La administración federal, que prometió una batida contra la corrupción en el sector, sabe ya que el enemigo también está dentro: funcionarios de la Secretaría de Salud, del IMSS o del ISSSTE que por años construyeron con proveedores nexos generosamente aceitados y que operan para inducir desabasto, confeccionar licitaciones a modo y acabar arrodillando al sistema. Ya se les conoce con un apelativo: “Los duendes”, pues se cuelan casi mágicamente en los procesos. Entre otros, una integrante de ese gremio fue despedida en el área de planificación familiar en Salud, donde tras su partida se lograron ahorros millonarios.

El balance de esta guerra es por ahora incierto. Pero un frente sí está claro: la capacidad de influencia y presión política de compañías que venden medicamentos, equipos y material médico. Quedó demostrado con la campaña alentada desde la empresa PISA sobre la escasez de medicamentos para niños con cáncer, lo que en realidad supuso una maniobra para torcer el brazo al gobierno, que le había cerrado laboratorios por problema de calidad que ya habían provocado la muerte de pacientes.

Pero ese cabildeo ha sido largamente superado por los fabricantes de refrescos y productos chatarra.
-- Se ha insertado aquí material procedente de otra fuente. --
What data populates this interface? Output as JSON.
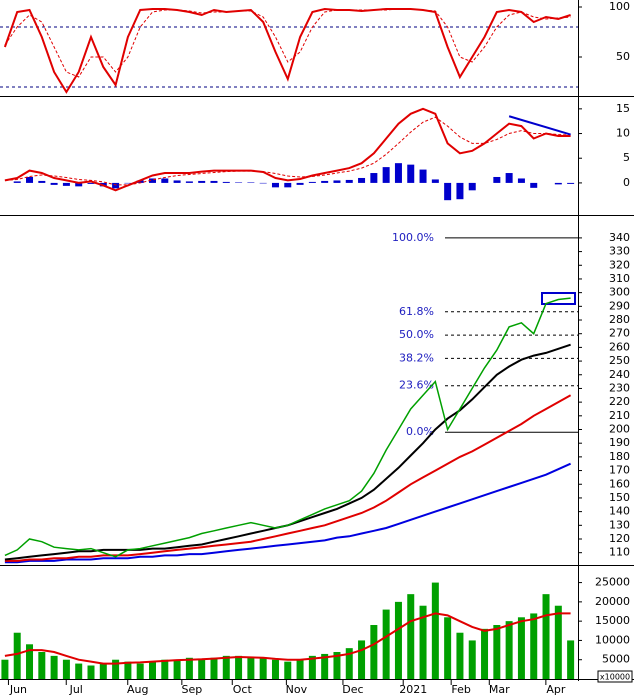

Estos últimos atraen un efecto brutal en la salud e imponen una cadena de padecimientos sobre el consumidor, como obesidad, diabetes, hipertensión y cáncer.

Un episodio de ello se vive hoy mismo en el Congreso federal ante la propuesta de mejorar el etiquetado sobre la calidad y el riesgo de los alimentos que consumimos los mexicanos. El millonario lobbying en contra está incluyendo gestiones de personajes como Carlos Salazar Lomelín, presidente del Consejo Coordinador Empresarial, quien durante décadas trabajó para el consorcio regiomontano FEMSA, que preside José Antonio Fernández.
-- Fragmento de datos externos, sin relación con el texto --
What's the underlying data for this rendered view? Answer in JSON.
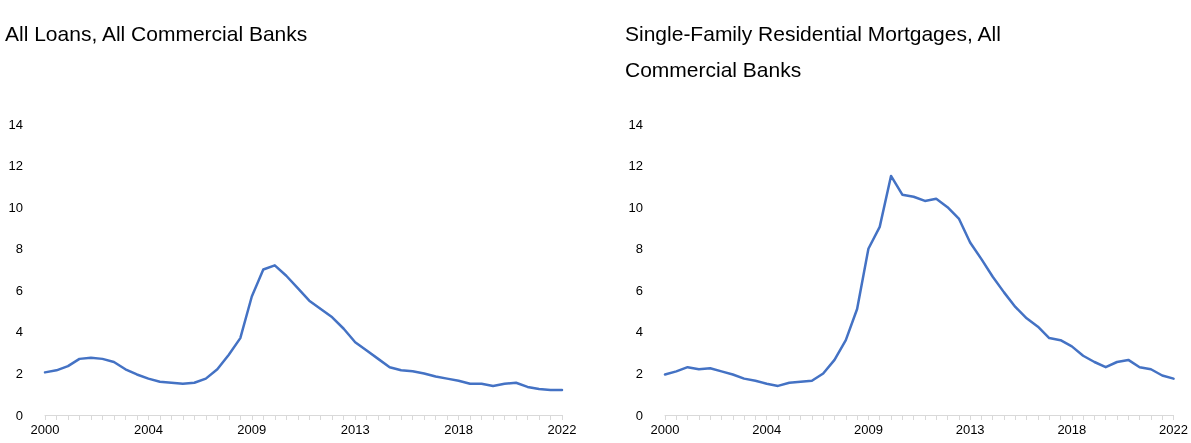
{
  "chart_data": [
    {
      "type": "line",
      "title": "All Loans, All Commercial Banks",
      "categories": [
        "2000",
        null,
        null,
        null,
        null,
        null,
        null,
        null,
        null,
        "2004",
        null,
        null,
        null,
        null,
        null,
        null,
        null,
        null,
        "2009",
        null,
        null,
        null,
        null,
        null,
        null,
        null,
        null,
        "2013",
        null,
        null,
        null,
        null,
        null,
        null,
        null,
        null,
        "2018",
        null,
        null,
        null,
        null,
        null,
        null,
        null,
        null,
        "2022"
      ],
      "series": [
        {
          "color": "#4472c4",
          "values": [
            2.05,
            2.15,
            2.35,
            2.7,
            2.75,
            2.7,
            2.55,
            2.2,
            1.95,
            1.75,
            1.6,
            1.55,
            1.5,
            1.55,
            1.75,
            2.2,
            2.9,
            3.7,
            5.7,
            7.0,
            7.2,
            6.7,
            6.1,
            5.5,
            5.1,
            4.7,
            4.15,
            3.5,
            3.1,
            2.7,
            2.3,
            2.15,
            2.1,
            2.0,
            1.85,
            1.75,
            1.65,
            1.5,
            1.5,
            1.4,
            1.5,
            1.55,
            1.35,
            1.25,
            1.2,
            1.2
          ]
        }
      ],
      "ylim": [
        0,
        14
      ],
      "yticks": [
        0,
        2,
        4,
        6,
        8,
        10,
        12,
        14
      ],
      "grid": false,
      "marker": "none",
      "line_style": "solid"
    },
    {
      "type": "line",
      "title": "Single-Family Residential Mortgages, All Commercial Banks",
      "categories": [
        "2000",
        null,
        null,
        null,
        null,
        null,
        null,
        null,
        null,
        "2004",
        null,
        null,
        null,
        null,
        null,
        null,
        null,
        null,
        "2009",
        null,
        null,
        null,
        null,
        null,
        null,
        null,
        null,
        "2013",
        null,
        null,
        null,
        null,
        null,
        null,
        null,
        null,
        "2018",
        null,
        null,
        null,
        null,
        null,
        null,
        null,
        null,
        "2022"
      ],
      "series": [
        {
          "color": "#4472c4",
          "values": [
            1.95,
            2.1,
            2.3,
            2.2,
            2.25,
            2.1,
            1.95,
            1.75,
            1.65,
            1.5,
            1.4,
            1.55,
            1.6,
            1.65,
            2.0,
            2.65,
            3.6,
            5.1,
            8.0,
            9.05,
            11.5,
            10.6,
            10.5,
            10.3,
            10.4,
            10.0,
            9.45,
            8.3,
            7.5,
            6.65,
            5.9,
            5.2,
            4.65,
            4.25,
            3.7,
            3.6,
            3.3,
            2.85,
            2.55,
            2.3,
            2.55,
            2.65,
            2.3,
            2.2,
            1.9,
            1.75
          ]
        }
      ],
      "ylim": [
        0,
        14
      ],
      "yticks": [
        0,
        2,
        4,
        6,
        8,
        10,
        12,
        14
      ],
      "grid": false,
      "marker": "none",
      "line_style": "solid"
    }
  ]
}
Pero otros dos cabilderos de refresqueros y fabricantes de alimentos chatarra llaman también la atención: Roberto Campa, alto funcionario en sexenios anteriores. Y la lista incluye a un contacto del sector con la Cuarta Transformación en la persona de la hija de Yeidckol Polevnsky, la presidenta de Morena. Se trata de Shirley Almaguer Camacho, quien en esta pelea ha formado filas en representación de Coparmex, cuyo presidente, Gustavo de Hoyos, es uno de los más feroces críticos de López Obrador.

Estos afanes no rindieron buenos resultados para los cabilderos en la Cámara de Diputados, ni con los integrantes de la Comisión de Salud, que encabeza Miroslava Sánchez, ni con Alfonso Ramírez Cuéllar, presidente de la Comisión de Presupuesto y Cuenta Pública, quien incluso abrió paso a un aumento en el impuesto especial que se cobra a alimentos chatarra en busca de que parte de lo recaudado se destine a mitigar el impacto que en la salud provoca este tipo de productos. Se espera que ocurra lo mismo en el Senado, donde la decisión está en manos del senador morenista Miguel Ángel Navarro, al frente de la Comisión de Salud, y de Ricardo Monreal, coordinador de la bancada mayoritaria.

Una vez cerrado ese capítulo, se abrirá un nuevo frente de batalla: la determinación sobre una nueva compra consolidada de medicamentos e insumos médicos. Las secretarias de Hacienda y de Salud intentarán vencer resistencias pues ni siquiera todas las dependencias del gobierno participan plenamente, como ocurre con la Defensa Nacional. Y la incertidumbre también está alejando a los gobiernos estatales, en especial a los conducidos por Acción Nacional.

La oficial mayor de Hacienda, Raquel Buenrostro, ha comandado la estrategia, con un serio costo político y un largo aprendizaje. Pero a diferencia de los primeros meses del gobierno, se ha logrado un alineamiento de ella con los titulares de Salud, Jorge Alcocer, del IMSS; Zoé Robledo y Luis Antonio Ramírez, del ISSSTE.

De la eficacia de esta nueva etapa, de la capacidad de diálogo y acuerdo que logre establecer para vencer resistencias legítimas, dependerá en gran medida la suerte del sector en la administración López Obrador, que tiene en el otorgamiento de salud para todos una de sus principales promesas.